"For I know the plans I have for you," declares the Lord, "plans to prosper you and not to harm you, plans to give you hope and a future." Jeremiah 29:11

Saturday, August 29, 2015


A decade. 10 years. 

What can happen in 10 years?  What has happened in 10 years?

2 moves: 1 apartment and our first house. 3 children. 3 jobs at 3 different schools. 175ish students I've taught. The loss of our first dog. The adoption of 4 others. 4 cars.  2 campers. A trip to Disney World.  There's so much more too, a decade's worth of adventures.  The last ten years have been busy, but amazing.  We have had our ups and downs and we have been thoroughly blessed.

Today marks the ten year anniversary of Hurricane Katrina.  Every year on this day New Orleans is on my heart and mind, but especially so today.  I mean, ten years is a long time.  A long time.  In some ways it seems like a lifetime ago, something that is so far in the past that it's hard to even imagine it happened.  Yet there are times when I can close my eyes and instantly we are back there.  I can see every detail of our apartment, our school, the city, the Mardi Gras parades we attended.  As with any memory, there are parts that will always remain in the forefront of my mind, while others have faded so much they are almost gone.  

It was truly an amazing time in our life.  Amy and I were fresh out of college and newly married.  We were in a new city far (6 hours) from home.  Not just any city either, New Orleans, it was like we'd moved to a whole other country.  But that's what makes New Orleans special.  It is like no other place on earth.  We made friends with our coworkers, some of whom we are still in touch with.  Granted it's via Facebook, but we do still communicate.  The Kindergarten teacher Paula played an important role in our lives.  She became the mother figure for us since we were both out of the nest for the first time and far from  home.  Likewise we filled a void for her as her children were moving away to college.  It was such a fun faculty.  Weekly faculty meetings at a nearby restaurant.  Parties.  Late nights and weekends at school.  23 Mardi Gras parades.  Yes, lasting friendships were built.  Ones we still look back fondly on.

People always ask what we think things would be like if we'd gone back.  That's impossible to say though.  The experiences we had while in New Orleans have helped to shape the people we are.  The teachers we are.  Living there, going through Hurricane Katrina, deciding not to return, and everything since have led to this point.  I love my life right now and I could not imagine it any other way.  My wife, my kids, my job, my family, my friends.  None would be the same had we decided to return.  Therefore I don't think about what if.  
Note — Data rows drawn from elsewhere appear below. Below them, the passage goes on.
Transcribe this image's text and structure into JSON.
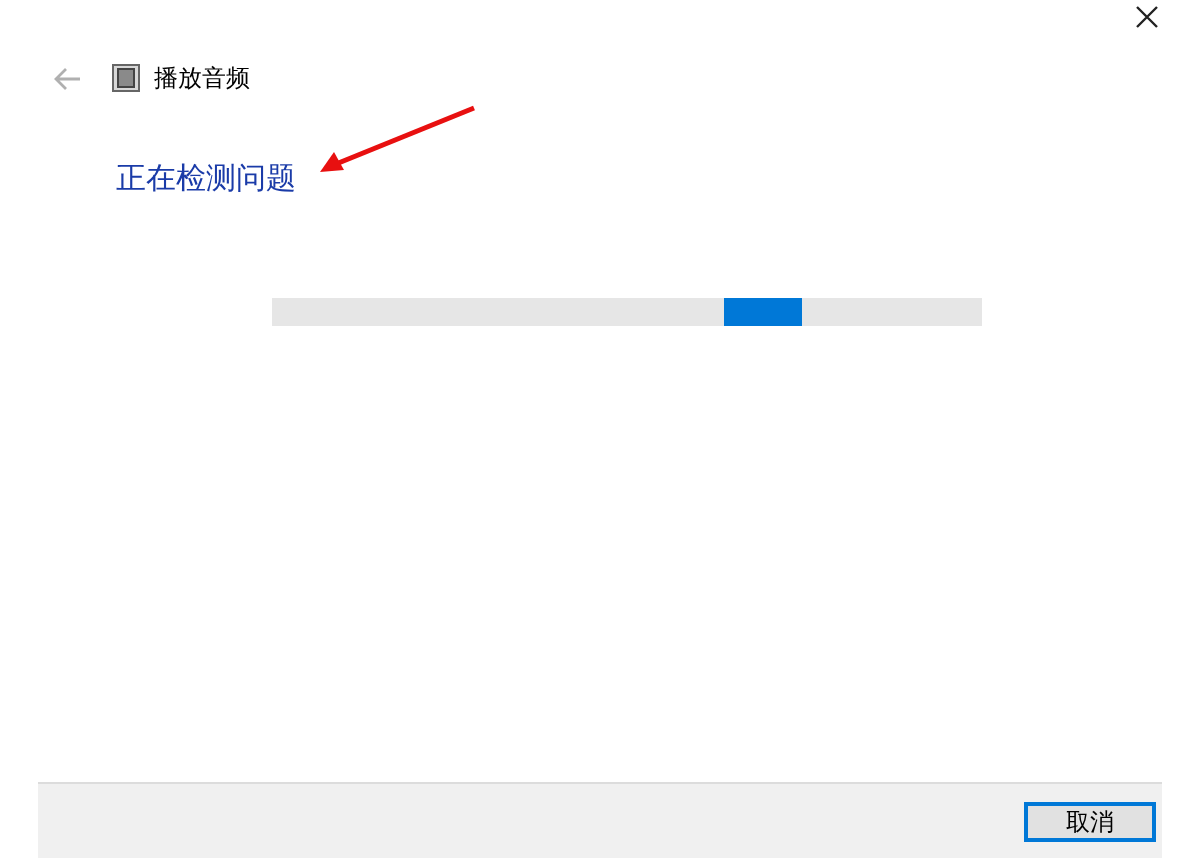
{
  "window": {
    "title": "播放音频"
  },
  "heading": "正在检测问题",
  "buttons": [
    {
      "label": "取消",
      "focused": true
    }
  ]
}
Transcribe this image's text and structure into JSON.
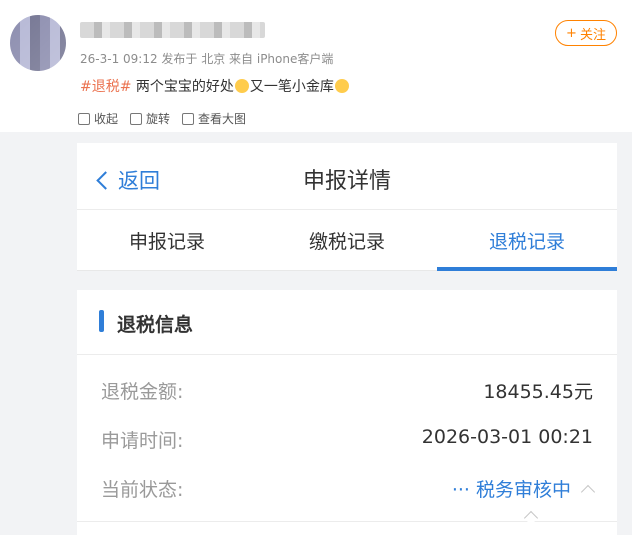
{
  "post": {
    "meta": "26-3-1 09:12 发布于 北京 来自 iPhone客户端",
    "follow_label": "关注",
    "tag": "#退税#",
    "text_before_emoji": " 两个宝宝的好处",
    "text_after_emoji": "又一笔小金库"
  },
  "toolbar": {
    "collect_label": "收起",
    "rotate_label": "旋转",
    "view_label": "查看大图"
  },
  "screen": {
    "back_label": "返回",
    "title": "申报详情",
    "tabs": [
      {
        "label": "申报记录"
      },
      {
        "label": "缴税记录"
      },
      {
        "label": "退税记录",
        "active": true
      }
    ],
    "section_title": "退税信息",
    "rows": [
      {
        "key": "退税金额:",
        "value": "18455.45元"
      },
      {
        "key": "申请时间:",
        "value": "2026-03-01 00:21"
      },
      {
        "key": "当前状态:",
        "value": "··· 税务审核中"
      }
    ]
  },
  "colors": {
    "accent": "#2f7ed8",
    "follow": "#ff8200",
    "tag": "#eb7350"
  }
}
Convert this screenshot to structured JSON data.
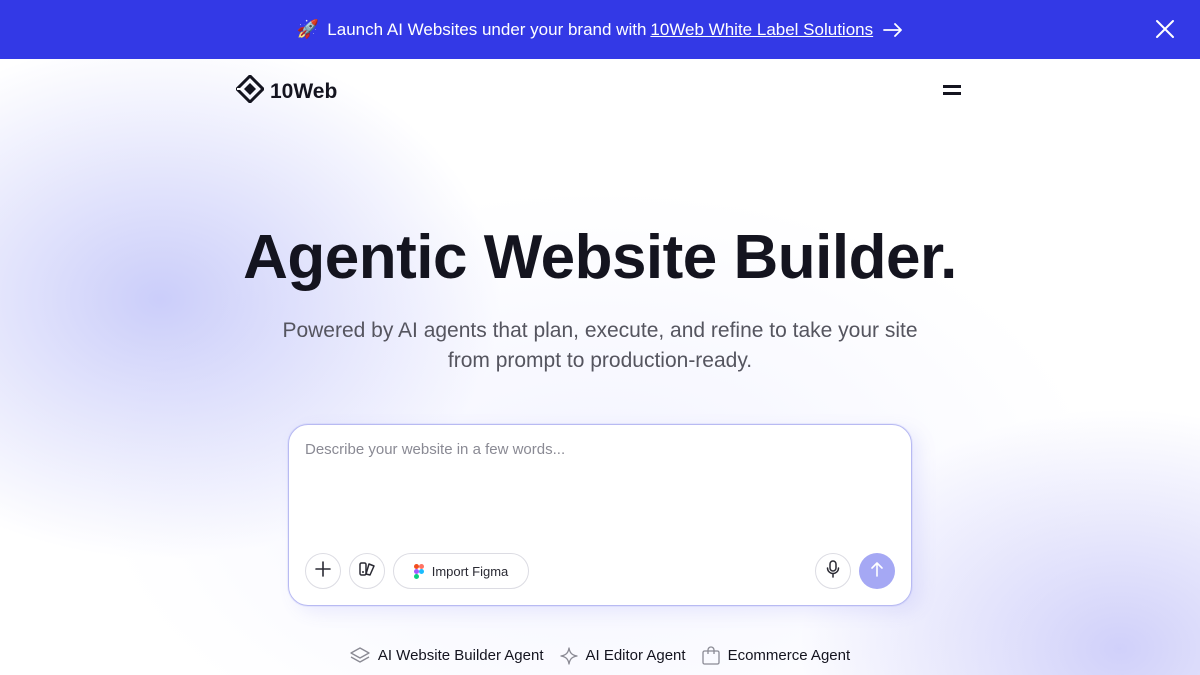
{
  "banner": {
    "rocket_icon": "🚀",
    "text": "Launch AI Websites under your brand with",
    "link_text": "10Web White Label Solutions"
  },
  "nav": {
    "logo_text": "10Web"
  },
  "hero": {
    "title": "Agentic Website Builder.",
    "subtitle": "Powered by AI agents that plan, execute, and refine to take your site from prompt to production-ready."
  },
  "prompt": {
    "placeholder": "Describe your website in a few words...",
    "figma_label": "Import Figma"
  },
  "agents": [
    {
      "label": "AI Website Builder Agent",
      "icon": "layers-icon"
    },
    {
      "label": "AI Editor Agent",
      "icon": "sparkle-icon"
    },
    {
      "label": "Ecommerce Agent",
      "icon": "shopping-bag-icon"
    }
  ],
  "colors": {
    "banner": "#3339e6",
    "send_button": "#a5a8f4",
    "text": "#14141f"
  }
}
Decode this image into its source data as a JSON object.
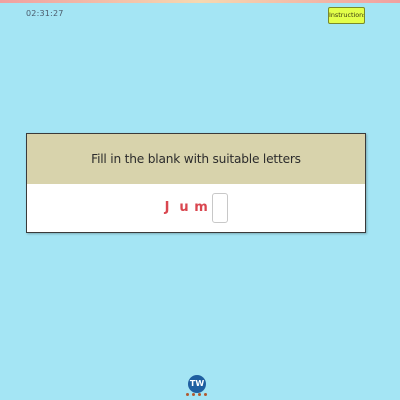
{
  "header": {
    "timer": "02:31:27",
    "instructions_label": "Instructions"
  },
  "question": {
    "prompt": "Fill in the blank with suitable letters",
    "letters": [
      "J",
      "u",
      "m"
    ],
    "blank_value": ""
  },
  "footer": {
    "logo_text": "TW"
  },
  "colors": {
    "background": "#a4e5f4",
    "card_header": "#d8d3ac",
    "letter": "#d9464f",
    "instructions_button": "#e3ff4a"
  }
}
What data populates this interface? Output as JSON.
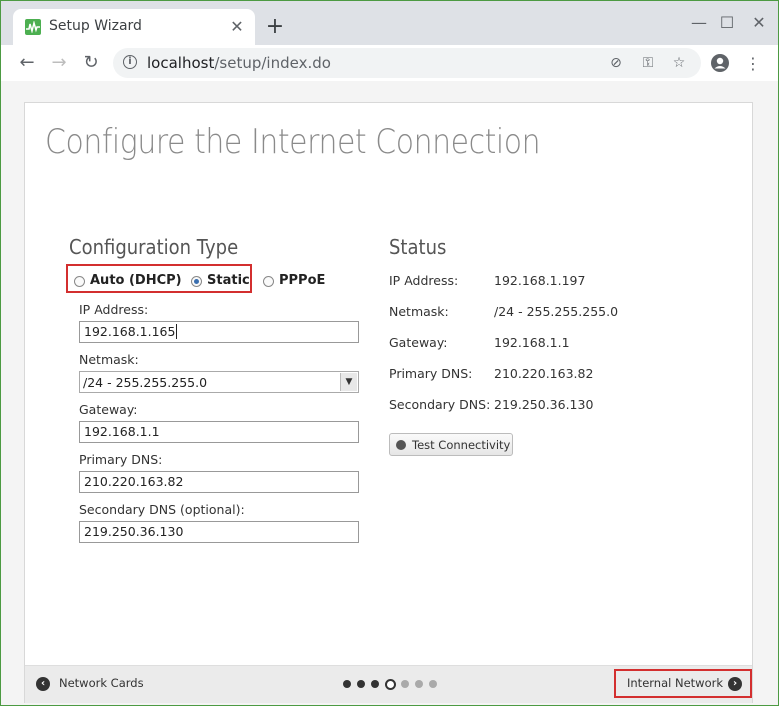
{
  "browser": {
    "tab_title": "Setup Wizard",
    "url_host": "localhost",
    "url_path": "/setup/index.do"
  },
  "page": {
    "title": "Configure the Internet Connection"
  },
  "config": {
    "section_title": "Configuration Type",
    "options": [
      {
        "label": "Auto (DHCP)",
        "checked": false
      },
      {
        "label": "Static",
        "checked": true
      },
      {
        "label": "PPPoE",
        "checked": false
      }
    ],
    "ip_label": "IP Address:",
    "ip_value": "192.168.1.165",
    "netmask_label": "Netmask:",
    "netmask_value": "/24 - 255.255.255.0",
    "gateway_label": "Gateway:",
    "gateway_value": "192.168.1.1",
    "dns1_label": "Primary DNS:",
    "dns1_value": "210.220.163.82",
    "dns2_label": "Secondary DNS (optional):",
    "dns2_value": "219.250.36.130"
  },
  "status": {
    "section_title": "Status",
    "rows": [
      {
        "label": "IP Address:",
        "value": "192.168.1.197"
      },
      {
        "label": "Netmask:",
        "value": "/24 - 255.255.255.0"
      },
      {
        "label": "Gateway:",
        "value": "192.168.1.1"
      },
      {
        "label": "Primary DNS:",
        "value": "210.220.163.82"
      },
      {
        "label": "Secondary DNS:",
        "value": "219.250.36.130"
      }
    ],
    "test_button": "Test Connectivity"
  },
  "footer": {
    "prev_label": "Network Cards",
    "next_label": "Internal Network",
    "steps_total": 7,
    "current_step": 4
  },
  "colors": {
    "highlight": "#d32f2f",
    "favicon": "#4caf50"
  }
}
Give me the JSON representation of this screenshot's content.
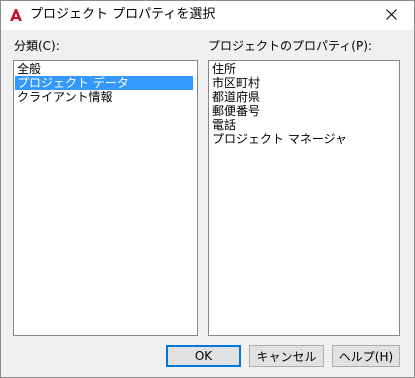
{
  "window": {
    "title": "プロジェクト プロパティを選択",
    "close_icon": "close-icon",
    "app_icon": "autocad-logo-icon",
    "accent_color": "#c8102e"
  },
  "categories": {
    "label": "分類(C):",
    "items": [
      {
        "label": "全般",
        "selected": false
      },
      {
        "label": "プロジェクト データ",
        "selected": true
      },
      {
        "label": "クライアント情報",
        "selected": false
      }
    ]
  },
  "properties": {
    "label": "プロジェクトのプロパティ(P):",
    "items": [
      {
        "label": "住所"
      },
      {
        "label": "市区町村"
      },
      {
        "label": "都道府県"
      },
      {
        "label": "郵便番号"
      },
      {
        "label": "電話"
      },
      {
        "label": "プロジェクト マネージャ"
      }
    ]
  },
  "buttons": {
    "ok": "OK",
    "cancel": "キャンセル",
    "help": "ヘルプ(H)"
  }
}
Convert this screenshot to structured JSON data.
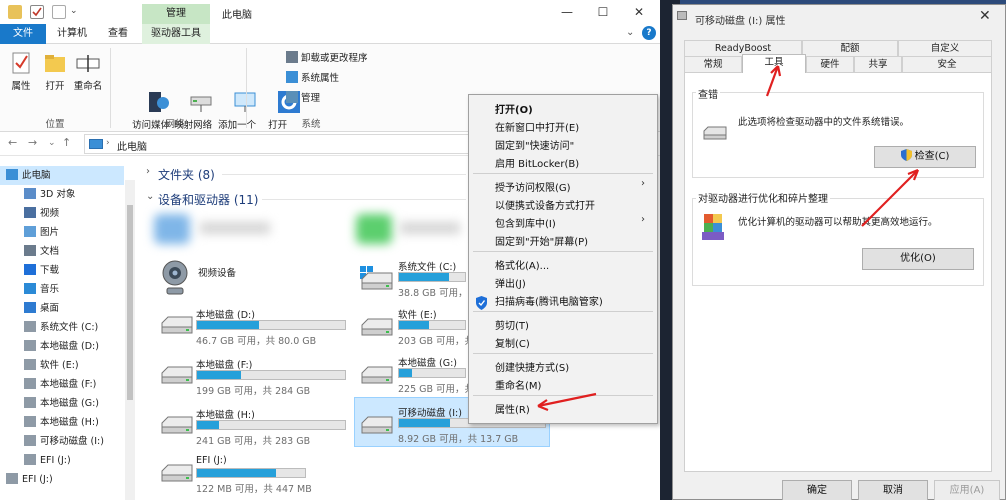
{
  "explorer": {
    "title": "此电脑",
    "manage_tab": "管理",
    "ribbon_tabs": [
      "文件",
      "计算机",
      "查看",
      "驱动器工具"
    ],
    "ribbon": {
      "location": {
        "items": [
          "属性",
          "打开",
          "重命名"
        ],
        "label": "位置"
      },
      "network": {
        "items": [
          "访问媒体",
          "映射网络\n驱动器",
          "添加一个\n网络位置"
        ],
        "label": "网络"
      },
      "system": {
        "open_settings": "打开\n设置",
        "small_items": [
          "卸载或更改程序",
          "系统属性",
          "管理"
        ],
        "label": "系统"
      }
    },
    "address": "此电脑",
    "sidebar": [
      "此电脑",
      "3D 对象",
      "视频",
      "图片",
      "文档",
      "下载",
      "音乐",
      "桌面",
      "系统文件 (C:)",
      "本地磁盘 (D:)",
      "软件 (E:)",
      "本地磁盘 (F:)",
      "本地磁盘 (G:)",
      "本地磁盘 (H:)",
      "可移动磁盘 (I:)",
      "EFI (J:)",
      "EFI (J:)"
    ],
    "folders_header": "文件夹 (8)",
    "devices_header": "设备和驱动器 (11)",
    "device_video": "视频设备",
    "drives": [
      {
        "name": "本地磁盘 (D:)",
        "size": "46.7 GB 可用，共 80.0 GB",
        "used": 0.42
      },
      {
        "name": "本地磁盘 (F:)",
        "size": "199 GB 可用，共 284 GB",
        "used": 0.3
      },
      {
        "name": "本地磁盘 (H:)",
        "size": "241 GB 可用，共 283 GB",
        "used": 0.15
      },
      {
        "name": "EFI (J:)",
        "size": "122 MB 可用，共 447 MB",
        "used": 0.73
      },
      {
        "name": "系统文件 (C:)",
        "size": "38.8 GB 可用，共",
        "used": 0.75
      },
      {
        "name": "软件 (E:)",
        "size": "203 GB 可用，共",
        "used": 0.45
      },
      {
        "name": "本地磁盘 (G:)",
        "size": "225 GB 可用，共",
        "used": 0.2
      },
      {
        "name": "可移动磁盘 (I:)",
        "size": "8.92 GB 可用，共 13.7 GB",
        "used": 0.35
      }
    ]
  },
  "context_menu": {
    "items": [
      "打开(O)",
      "在新窗口中打开(E)",
      "固定到\"快速访问\"",
      "启用 BitLocker(B)",
      "授予访问权限(G)",
      "以便携式设备方式打开",
      "包含到库中(I)",
      "固定到\"开始\"屏幕(P)",
      "格式化(A)...",
      "弹出(J)",
      "扫描病毒(腾讯电脑管家)",
      "剪切(T)",
      "复制(C)",
      "创建快捷方式(S)",
      "重命名(M)",
      "属性(R)"
    ]
  },
  "dialog": {
    "title": "可移动磁盘 (I:) 属性",
    "tabs_row1": [
      "ReadyBoost",
      "配额",
      "自定义"
    ],
    "tabs_row2": [
      "常规",
      "工具",
      "硬件",
      "共享",
      "安全"
    ],
    "check": {
      "title": "查错",
      "text": "此选项将检查驱动器中的文件系统错误。",
      "button": "检查(C)"
    },
    "optimize": {
      "title": "对驱动器进行优化和碎片整理",
      "text": "优化计算机的驱动器可以帮助其更高效地运行。",
      "button": "优化(O)"
    },
    "footer": [
      "确定",
      "取消",
      "应用(A)"
    ]
  },
  "colors": {
    "accent": "#1979ca",
    "bar_fill": "#26a0da",
    "annotation": "#e02020"
  }
}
Now, that's in no way meant to diminish how hard it was to decide not to return.  It was, in fact, one of the hardest decisions we've ever had to make.  We loved it there.  Our apartment, our job, our friends, our life, the city.  Amy and I discussed it so much, over and over.  It actually ended up being quite an easy decision to make given the fact that He had decided to bless us with Braeden.  Finding out Amy was pregnant really left us no choice.  We had jobs but had no care for him.  Moving back to those uncertain futures was not really how we wanted to begin parenthood.  Going back to the environment with its questionable health risks was also not something we wanted to expose Amy to.  So, the hard decision really wasn't that hard after all.  Just very emotional.

Watching the devastation play out before our eyes while being so far away was very hard.  Seeing everything we'd come to know and love literally get washed away tore us apart.  Going back eventually to see the damage for ourselves was an experience we will never forget.  Those images are burned into our memories, just as vivid as all of the positive ones.

So now, here we are.  Ten years later.  The city has rebounded.  We've watched it from afar.  They've grown and changed.  They've adapted.  It is different, that's obvious.  It will never be exactly the same as it was before.  In some ways that is sad.  People moved, people died, lives changed, memories and places lost forever.  In other ways though change is good.  They're stronger.  They're proud.  Amy and I talk about returning all the time.  We've been back only once, before Braeden was even a year old.  We returned for Mardi Gras and it was wonderful.  It has just never worked out to return since.  Every year we think, "Maybe this year", but it's not.  Timing just doesn't work out.  But who knows, maybe this year is the year.  The desire is there and the kids are old enough to travel and visit and understand as we lead them around the city we once called home.  The city we love still and where part of us will always remain.  And who knows?  Maybe one day we will move back.  Retire there?  Maybe, maybe not.  We've talked about it.  We will just have to see what He has in store for us.

I could go on and on, but I don't want to ramble.  Maybe I'm too late for that already.  I'm sure you'll forgive me though.  Right?  Thanks.  So, today and every August 29 I say a special prayer for New Orleans.  For the city as a whole.  Residents past and present.  Friends.  I thank God for it all; the memories, the life we had, the relationships, the experiences, the lessons we learned.  I pray for continued strength and resilience.  For blessings to abound for this great city.  10 years.  Wow.

All is well, a decade later, in Drosche Land.